Concerning effects on citizens, referenda do not solely show lower turnouts in general. In fact, some claim the institutionalization of direct democratic features helps reducing the democratic deficit common to representative democracies. In a study of the impact of referenda and in so doing campaigns on Canadian voters, Mendelsohn and Cutler raised various questions some of which may be worthwhile having a closer look at. Of particular importance to answering the matter of discussion – if public support for the EU could be increased by means of direct democracy, hence referenda – are questions with respect to political knowledge and the politicization of citizens. They also address one of the contra arguments to referenda, namely the security of minority rights. Indeed, a polarization of policies cannot be ruled out even though Mendelsohn and Cutler come to a very different conclusion so that policies seem to be “median-reverting”. This topic, however, can be set aside as this, from the author’s point of view, would not add up to the discussion on the European Union. The more or less existing political intolerance towards minorities in referenda has little to do with the overall participation and support for the EU in particular.
Increasing the political knowledge among citizens, also termed “educational effect” (Leander, 2006, p.5), is but one argument for proponents of direct democracy. But would not it be possible that exactly the ones in need of information about politics do not show significant extensions of knowledge? After all, it is especially already politically interested who are in favour of direct democracy (Donovan and Karp, 2006). Hence, direct democracy would eventually fail to educate the broad mass.
In their study on Canadian voters, Mendelsohn and Cutler do observe a learning process among citizens. This is rather limited, though, as shown in the results. So the so-called political elite did not show any change in knowledge during the campaign. The “next-best informed”, the (upper) middle class, however, is evidence of significant gains in political competence. With regard to the lower rest of society, the picture does not look as positive. That is, only slight improvements were identified by Mendelsohn and Cutler acknowledging a political learning process that somewhat reduced the information gap. “But it is clear that the campaign did not transform an otherwise poorly-informed citizenry into a community of political junkies” (p. 555).
Apart from political knowledge, the sole politicization of citizens has been in the centre of attraction in the discussion about the benefits of direct democracy.
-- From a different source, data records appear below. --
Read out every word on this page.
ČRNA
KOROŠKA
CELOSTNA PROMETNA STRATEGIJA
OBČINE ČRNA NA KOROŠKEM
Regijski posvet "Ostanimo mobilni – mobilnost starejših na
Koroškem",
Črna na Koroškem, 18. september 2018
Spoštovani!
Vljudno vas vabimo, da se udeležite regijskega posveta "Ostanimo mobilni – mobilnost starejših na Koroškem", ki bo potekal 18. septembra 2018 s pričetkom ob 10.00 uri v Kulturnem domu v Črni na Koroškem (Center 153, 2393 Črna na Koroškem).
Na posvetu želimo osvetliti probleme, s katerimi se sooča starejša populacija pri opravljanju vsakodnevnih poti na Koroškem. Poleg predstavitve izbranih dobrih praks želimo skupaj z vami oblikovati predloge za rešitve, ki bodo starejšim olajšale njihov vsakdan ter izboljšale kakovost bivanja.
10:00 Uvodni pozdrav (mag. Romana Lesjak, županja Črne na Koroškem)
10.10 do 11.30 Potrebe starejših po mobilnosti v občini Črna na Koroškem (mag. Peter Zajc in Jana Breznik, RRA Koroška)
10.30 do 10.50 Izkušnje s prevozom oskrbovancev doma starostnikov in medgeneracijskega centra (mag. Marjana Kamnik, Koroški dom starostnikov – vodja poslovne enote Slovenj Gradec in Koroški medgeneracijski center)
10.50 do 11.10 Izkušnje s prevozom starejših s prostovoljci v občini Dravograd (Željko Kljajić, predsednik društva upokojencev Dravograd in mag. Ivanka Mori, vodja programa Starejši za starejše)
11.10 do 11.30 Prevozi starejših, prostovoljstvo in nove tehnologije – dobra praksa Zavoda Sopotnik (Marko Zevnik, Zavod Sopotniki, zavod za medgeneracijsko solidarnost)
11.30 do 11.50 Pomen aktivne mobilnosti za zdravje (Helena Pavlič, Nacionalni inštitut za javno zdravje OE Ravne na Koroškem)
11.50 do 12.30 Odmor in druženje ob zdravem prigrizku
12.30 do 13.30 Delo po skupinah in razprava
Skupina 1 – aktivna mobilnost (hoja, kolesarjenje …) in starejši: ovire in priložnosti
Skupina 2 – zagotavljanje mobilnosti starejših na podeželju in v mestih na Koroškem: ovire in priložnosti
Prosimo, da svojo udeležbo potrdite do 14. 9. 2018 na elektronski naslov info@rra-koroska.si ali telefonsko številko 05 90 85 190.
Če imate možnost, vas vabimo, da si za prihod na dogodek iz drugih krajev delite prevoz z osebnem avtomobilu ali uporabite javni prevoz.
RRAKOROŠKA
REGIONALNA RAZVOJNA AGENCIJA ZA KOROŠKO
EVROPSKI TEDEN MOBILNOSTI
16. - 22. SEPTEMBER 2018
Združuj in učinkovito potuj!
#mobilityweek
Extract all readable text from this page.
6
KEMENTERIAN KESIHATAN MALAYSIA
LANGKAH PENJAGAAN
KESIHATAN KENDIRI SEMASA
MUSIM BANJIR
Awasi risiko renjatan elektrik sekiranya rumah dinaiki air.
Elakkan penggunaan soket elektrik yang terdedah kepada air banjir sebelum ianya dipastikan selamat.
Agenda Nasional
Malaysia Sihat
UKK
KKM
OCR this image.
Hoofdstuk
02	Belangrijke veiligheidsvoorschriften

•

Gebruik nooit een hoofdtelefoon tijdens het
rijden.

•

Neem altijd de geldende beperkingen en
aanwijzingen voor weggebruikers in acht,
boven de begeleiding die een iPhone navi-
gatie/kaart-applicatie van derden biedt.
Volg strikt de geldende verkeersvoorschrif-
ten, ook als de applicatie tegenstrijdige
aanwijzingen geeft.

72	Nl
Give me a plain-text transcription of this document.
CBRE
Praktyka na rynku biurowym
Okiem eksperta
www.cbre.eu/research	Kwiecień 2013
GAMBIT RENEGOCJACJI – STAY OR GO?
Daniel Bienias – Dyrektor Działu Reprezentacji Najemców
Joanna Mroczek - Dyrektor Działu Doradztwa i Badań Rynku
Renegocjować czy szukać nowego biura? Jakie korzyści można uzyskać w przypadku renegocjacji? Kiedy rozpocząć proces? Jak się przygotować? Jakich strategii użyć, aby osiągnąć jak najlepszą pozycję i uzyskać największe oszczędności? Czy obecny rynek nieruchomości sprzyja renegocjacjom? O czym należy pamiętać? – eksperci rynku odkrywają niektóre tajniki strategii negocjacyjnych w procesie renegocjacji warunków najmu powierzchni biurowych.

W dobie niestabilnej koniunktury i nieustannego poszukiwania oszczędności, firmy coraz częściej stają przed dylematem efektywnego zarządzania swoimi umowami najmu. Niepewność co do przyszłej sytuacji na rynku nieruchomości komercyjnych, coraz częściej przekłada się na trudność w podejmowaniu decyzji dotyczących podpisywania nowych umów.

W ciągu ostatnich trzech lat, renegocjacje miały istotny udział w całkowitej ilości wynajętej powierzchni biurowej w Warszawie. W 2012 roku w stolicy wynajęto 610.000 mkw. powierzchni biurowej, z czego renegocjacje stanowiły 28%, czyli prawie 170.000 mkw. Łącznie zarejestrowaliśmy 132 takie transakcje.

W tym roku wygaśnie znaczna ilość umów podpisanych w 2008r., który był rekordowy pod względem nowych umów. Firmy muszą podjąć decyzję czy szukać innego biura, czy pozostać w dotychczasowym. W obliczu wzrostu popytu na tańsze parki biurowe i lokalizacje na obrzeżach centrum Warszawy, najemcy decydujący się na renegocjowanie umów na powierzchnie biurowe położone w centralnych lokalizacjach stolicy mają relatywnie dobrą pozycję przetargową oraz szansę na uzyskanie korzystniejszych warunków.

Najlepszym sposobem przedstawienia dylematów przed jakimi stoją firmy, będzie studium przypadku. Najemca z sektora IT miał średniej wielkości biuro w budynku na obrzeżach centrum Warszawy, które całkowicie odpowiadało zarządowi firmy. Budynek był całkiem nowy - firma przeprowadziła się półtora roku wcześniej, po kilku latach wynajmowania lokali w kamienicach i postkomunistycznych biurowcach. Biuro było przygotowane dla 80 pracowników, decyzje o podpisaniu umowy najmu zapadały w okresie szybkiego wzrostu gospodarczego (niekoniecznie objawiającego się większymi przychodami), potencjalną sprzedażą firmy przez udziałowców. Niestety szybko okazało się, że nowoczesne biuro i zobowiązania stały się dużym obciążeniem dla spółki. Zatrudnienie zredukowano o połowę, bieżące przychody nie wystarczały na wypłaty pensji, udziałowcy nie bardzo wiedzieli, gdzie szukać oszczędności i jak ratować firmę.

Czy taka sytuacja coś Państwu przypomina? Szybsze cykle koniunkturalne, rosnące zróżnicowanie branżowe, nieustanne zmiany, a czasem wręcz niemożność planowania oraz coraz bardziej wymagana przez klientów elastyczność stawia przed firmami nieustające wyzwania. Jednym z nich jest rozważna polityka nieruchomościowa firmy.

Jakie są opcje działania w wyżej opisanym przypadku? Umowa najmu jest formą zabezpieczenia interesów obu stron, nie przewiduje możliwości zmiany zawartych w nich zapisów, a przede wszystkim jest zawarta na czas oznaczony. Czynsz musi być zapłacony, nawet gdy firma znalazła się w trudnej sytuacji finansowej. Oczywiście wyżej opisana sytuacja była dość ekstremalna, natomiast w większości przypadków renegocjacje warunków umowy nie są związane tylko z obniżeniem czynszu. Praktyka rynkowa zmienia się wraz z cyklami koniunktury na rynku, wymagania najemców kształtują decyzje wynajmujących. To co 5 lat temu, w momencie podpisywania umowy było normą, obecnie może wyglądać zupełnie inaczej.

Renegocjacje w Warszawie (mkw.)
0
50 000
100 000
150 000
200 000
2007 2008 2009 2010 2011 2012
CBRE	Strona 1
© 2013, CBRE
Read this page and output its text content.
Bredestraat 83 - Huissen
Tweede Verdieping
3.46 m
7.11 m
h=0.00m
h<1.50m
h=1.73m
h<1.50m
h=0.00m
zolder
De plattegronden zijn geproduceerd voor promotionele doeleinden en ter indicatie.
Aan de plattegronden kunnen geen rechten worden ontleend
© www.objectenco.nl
Again, Mendelsohn and Cutler closely analysed Canadian voters in order to prove whether referenda indeed increased citizens’ interest in politics, and so stimulate popular participation. If so, this could already give weight to the idea of institutionalizing referenda on EU-level. They did not find, however, indications for arguing so. Citizens did pay more attention to media as the referendum campaign unfolded. As shown above, incremental increases in knowledge were induced. But it is questionable whether this higher awareness was due to a real interest, or just some sort of peer pressure and a way not to miss out, respectively. Furthermore, they insist an eventual high turnout at the ballot box as such does not tell much. If the referendum was held on an issue of high salience participation could possibly reach the level pf general elections without actual politicization taking place.